The fault lies only in having done this without notifying you. I did not think that you are a person of formalities. And besides Biel wrote to me that there was nobody who wanted to have the banner in his house, and thinking that I could lift the compromise, I wrote him to send everything to me. Nevertheless, I wrote to you on that same occasion and Biel did not like to hand over the letter alleging reasons in order to have this in secrecy.

It would have been better to continue my silence and reservation, because when you are asked particularly about the objects you could answer them, I do not know; and now you have to answer what you know and according to what I have written to you. It is in one of those cases that we must and could prevent and foresee. I think it is prudent to keep silent; if I acted wrongly, this will be unintentionally in your judgement.

I have not appropriated these objects. Everything that is not of God and his love, I consider it very cheap, and its possession disgusts me. Regarding the rest, if you know a better use of them, I will send them to you whenever you like. These are things that do not make me more or less perfect before God and are not indispensable means for salvation. Consequently, I could very well detach myself from them. I keep them not as a private person but as somebody interested in the School.

With regards to our friendship, it has nothing to do with this, because they are not matters of friends but of comrades in public concerns. I could be reserved without compromising the laws of good friendship.

You must know that everything that belongs to the confraternity and religious associations, are on sale and are in the possession of the government. One slight insinuation would be sufficient for everything to go to the hands of who knows who. I tell you this because if Bernardo wants, he has in his hands a very sure means to possess everything. He could do it. If he will, no one knows. On my part what I have of the School will certainly not fall in profane hands except in a surprise of an event that I do not expect.
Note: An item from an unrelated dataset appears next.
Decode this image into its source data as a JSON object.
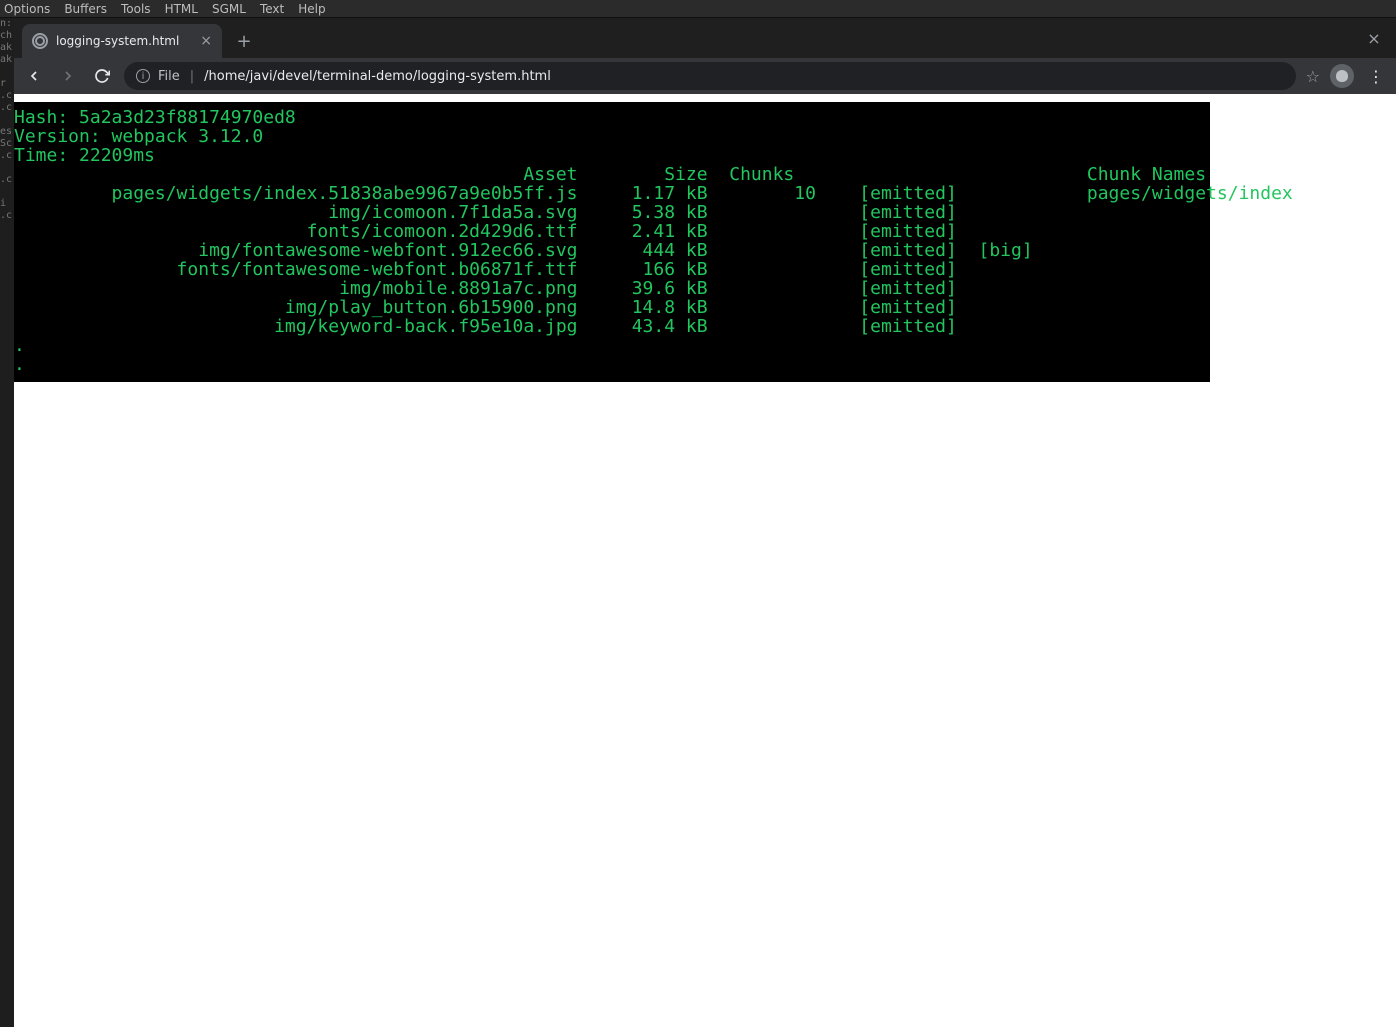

I will never entrust these to anybody except to an ecclesiastical authority, and I do not know if you, who took badly of what I did, have the disposition of compromising without necessity or with reason for this end.

Have the kindness of communicating my sentiments to all the rest of the members of the Board for my justification.

I desire very much that you and your wife, Marietta will recover your health perfectly.

I received a letter from Juana in which she mentioned about the money you have given destined for the purpose I have requested. I, upon receiving yours, took care of the intentions that were marked in the attached note. I appreciate the concern and trouble you have taken.

Greetings on my part to your sister and brother-in-law and to your nephew Pelegrí, also to all our friends, and dispose of this your affectionate and faithful friend who truly loves you.